Murphy's been playing for 22 years, previously hitting the road for six years with the Uptown Blooze. A one night stand at Old Chicago has turned into a 27 month (and counting) gig as the house band.
"We like it here and they like us", says Murphy, as evidenced by the raucous packed house one night last week. London is a very good blues town, and the style is the "biggest it's ever been" says Murphy. Last week, the feature was Douglas Watson, a blues singer from Chicago (right now he and the band are kicking up a pulsating tune by the Reverend Al Green). Will they wear out their welcome? "Probably," says Murphy, "but the line-ups are bigger than ever".
Other former Murphy bands include the Forest City Blues Band and Soul Sausage. He's happy to be settled down in his native London, after years of setting up, tearing down, and travelling on the road.

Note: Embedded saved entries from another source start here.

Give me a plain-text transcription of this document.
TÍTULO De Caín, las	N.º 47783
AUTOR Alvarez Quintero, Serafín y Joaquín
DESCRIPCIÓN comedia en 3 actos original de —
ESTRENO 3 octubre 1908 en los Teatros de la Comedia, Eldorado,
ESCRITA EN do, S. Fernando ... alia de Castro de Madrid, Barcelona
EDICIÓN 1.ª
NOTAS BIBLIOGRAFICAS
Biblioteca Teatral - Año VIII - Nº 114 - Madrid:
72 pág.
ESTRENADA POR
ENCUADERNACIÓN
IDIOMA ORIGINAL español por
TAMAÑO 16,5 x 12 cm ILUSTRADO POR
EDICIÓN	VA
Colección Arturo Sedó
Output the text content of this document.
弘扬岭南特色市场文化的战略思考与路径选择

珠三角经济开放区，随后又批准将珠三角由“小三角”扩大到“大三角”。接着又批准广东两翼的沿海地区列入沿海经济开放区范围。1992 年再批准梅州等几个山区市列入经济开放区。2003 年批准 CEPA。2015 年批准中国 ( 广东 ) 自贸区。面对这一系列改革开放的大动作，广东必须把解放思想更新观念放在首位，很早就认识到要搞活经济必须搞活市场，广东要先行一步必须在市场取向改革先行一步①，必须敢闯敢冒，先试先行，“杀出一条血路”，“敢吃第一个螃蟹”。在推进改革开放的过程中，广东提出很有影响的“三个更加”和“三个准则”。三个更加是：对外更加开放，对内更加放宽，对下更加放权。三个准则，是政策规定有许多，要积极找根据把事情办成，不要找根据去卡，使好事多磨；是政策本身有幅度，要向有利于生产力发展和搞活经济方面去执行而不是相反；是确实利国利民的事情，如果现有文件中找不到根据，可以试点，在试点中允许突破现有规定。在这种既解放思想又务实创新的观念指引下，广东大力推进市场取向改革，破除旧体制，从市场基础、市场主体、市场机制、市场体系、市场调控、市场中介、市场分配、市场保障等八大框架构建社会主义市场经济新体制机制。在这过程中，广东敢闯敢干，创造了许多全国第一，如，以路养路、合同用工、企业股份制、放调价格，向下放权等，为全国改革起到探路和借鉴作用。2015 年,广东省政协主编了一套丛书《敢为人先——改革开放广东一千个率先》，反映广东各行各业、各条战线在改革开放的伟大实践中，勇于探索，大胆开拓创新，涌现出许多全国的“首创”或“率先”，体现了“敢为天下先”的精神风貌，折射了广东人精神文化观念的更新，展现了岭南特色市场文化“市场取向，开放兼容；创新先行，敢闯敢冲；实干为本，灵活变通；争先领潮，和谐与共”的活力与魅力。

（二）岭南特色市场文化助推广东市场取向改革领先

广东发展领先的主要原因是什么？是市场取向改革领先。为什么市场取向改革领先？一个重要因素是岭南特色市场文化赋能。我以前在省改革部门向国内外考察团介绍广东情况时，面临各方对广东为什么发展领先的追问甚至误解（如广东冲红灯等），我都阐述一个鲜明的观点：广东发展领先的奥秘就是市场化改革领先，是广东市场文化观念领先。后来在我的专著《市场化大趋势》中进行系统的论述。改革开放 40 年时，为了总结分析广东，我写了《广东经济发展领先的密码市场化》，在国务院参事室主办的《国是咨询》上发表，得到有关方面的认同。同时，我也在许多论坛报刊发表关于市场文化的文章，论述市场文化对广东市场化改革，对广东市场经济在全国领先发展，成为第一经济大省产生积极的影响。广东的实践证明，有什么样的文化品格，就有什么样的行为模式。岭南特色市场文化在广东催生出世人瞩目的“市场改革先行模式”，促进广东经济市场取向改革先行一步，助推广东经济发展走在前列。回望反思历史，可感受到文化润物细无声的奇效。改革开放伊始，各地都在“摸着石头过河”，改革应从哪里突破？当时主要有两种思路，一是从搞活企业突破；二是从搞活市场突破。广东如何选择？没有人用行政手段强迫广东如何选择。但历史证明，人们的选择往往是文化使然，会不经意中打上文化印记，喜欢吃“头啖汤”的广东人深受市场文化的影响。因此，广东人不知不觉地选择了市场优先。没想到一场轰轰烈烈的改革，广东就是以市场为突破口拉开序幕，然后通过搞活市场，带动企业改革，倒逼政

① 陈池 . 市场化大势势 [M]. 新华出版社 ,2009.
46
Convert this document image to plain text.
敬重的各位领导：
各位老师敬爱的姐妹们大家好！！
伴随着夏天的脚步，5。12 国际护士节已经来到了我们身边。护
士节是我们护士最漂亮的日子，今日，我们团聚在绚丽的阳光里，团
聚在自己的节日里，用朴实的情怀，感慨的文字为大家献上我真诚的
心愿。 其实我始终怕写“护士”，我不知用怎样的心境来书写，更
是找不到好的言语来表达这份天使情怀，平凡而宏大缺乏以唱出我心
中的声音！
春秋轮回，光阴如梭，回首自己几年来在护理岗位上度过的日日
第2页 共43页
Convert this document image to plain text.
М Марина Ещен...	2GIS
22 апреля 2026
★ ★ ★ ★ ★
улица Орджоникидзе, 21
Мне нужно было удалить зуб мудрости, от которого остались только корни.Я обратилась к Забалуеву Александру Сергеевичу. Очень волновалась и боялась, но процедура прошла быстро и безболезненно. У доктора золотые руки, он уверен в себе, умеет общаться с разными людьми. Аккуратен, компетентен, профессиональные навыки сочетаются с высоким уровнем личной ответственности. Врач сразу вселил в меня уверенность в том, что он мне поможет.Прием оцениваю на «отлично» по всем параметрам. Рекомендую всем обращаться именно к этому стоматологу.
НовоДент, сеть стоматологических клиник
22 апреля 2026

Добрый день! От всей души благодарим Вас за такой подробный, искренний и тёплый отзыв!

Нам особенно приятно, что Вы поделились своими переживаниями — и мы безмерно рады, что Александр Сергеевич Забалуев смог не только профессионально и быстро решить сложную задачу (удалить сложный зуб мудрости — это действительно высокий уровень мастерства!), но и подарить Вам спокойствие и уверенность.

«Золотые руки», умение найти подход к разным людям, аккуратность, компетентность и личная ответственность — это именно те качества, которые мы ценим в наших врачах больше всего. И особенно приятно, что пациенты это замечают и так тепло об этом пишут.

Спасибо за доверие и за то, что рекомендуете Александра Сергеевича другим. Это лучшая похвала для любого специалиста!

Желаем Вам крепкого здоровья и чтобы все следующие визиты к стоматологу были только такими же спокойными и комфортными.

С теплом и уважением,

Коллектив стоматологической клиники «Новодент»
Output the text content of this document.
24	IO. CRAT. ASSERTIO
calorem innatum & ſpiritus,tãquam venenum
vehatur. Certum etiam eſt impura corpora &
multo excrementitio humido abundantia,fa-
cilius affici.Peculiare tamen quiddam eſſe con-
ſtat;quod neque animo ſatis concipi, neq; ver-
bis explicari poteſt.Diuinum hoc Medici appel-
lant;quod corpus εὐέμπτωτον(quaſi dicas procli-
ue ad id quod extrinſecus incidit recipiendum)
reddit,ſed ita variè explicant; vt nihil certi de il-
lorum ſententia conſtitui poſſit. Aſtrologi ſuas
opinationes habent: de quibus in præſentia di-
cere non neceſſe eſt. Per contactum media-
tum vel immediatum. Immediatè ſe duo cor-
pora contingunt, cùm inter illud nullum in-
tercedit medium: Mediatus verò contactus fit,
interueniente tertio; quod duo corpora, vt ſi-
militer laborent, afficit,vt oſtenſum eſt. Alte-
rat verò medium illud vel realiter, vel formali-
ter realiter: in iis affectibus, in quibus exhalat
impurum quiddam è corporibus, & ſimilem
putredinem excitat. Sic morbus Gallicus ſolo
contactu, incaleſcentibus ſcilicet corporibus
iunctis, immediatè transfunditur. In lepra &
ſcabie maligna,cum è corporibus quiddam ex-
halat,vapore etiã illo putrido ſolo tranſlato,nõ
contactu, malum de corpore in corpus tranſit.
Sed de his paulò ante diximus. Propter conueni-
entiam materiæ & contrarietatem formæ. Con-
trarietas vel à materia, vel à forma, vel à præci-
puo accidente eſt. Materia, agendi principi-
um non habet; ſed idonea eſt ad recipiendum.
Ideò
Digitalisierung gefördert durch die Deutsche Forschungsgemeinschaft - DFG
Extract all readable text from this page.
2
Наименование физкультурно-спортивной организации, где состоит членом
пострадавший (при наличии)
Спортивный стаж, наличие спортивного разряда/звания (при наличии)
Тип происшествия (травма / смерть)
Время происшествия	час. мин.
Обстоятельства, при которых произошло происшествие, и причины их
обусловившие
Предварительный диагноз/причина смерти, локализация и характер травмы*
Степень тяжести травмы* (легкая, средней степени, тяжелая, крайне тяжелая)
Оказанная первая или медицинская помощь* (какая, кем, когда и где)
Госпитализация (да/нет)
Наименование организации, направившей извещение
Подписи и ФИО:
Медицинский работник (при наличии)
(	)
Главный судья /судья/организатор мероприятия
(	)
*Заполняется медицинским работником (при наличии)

"(Touring) takes up a lot of time. A lot of driving, setting up, tearing down," he says. "(We can) learn a lot of songs here."
Finding gigs has never been a problem.
"I've been really lucky. I've always played and always played a lot," he says. "Every band I got in worked a lot. They always want us back."
While Murphy is courteous and forthcoming in an interview, the litmus test of his makeup is best seen on the stage, with the bright lights gleaming, and the floor speakers thundering. Inhibitions are scattered, and he plays the room with song intros, and a touch of vocals, but mostly with his wailing sax, which, as usual in blues, is almost totally improvised. "Everything's fun," he says, a point obvious from watching him on stage.
There seems to be a market for the live version of their music. Chris is making a living doing what he loves and what he does best. London's where it's at for him.
"I'm only going to leave when nothing's happening, and something's always happening," say Chris.
For proof, drop by the Old Chicago Speakeasy almost any night, and catch he and his bandmates in the act. You may just become hooked on the blues.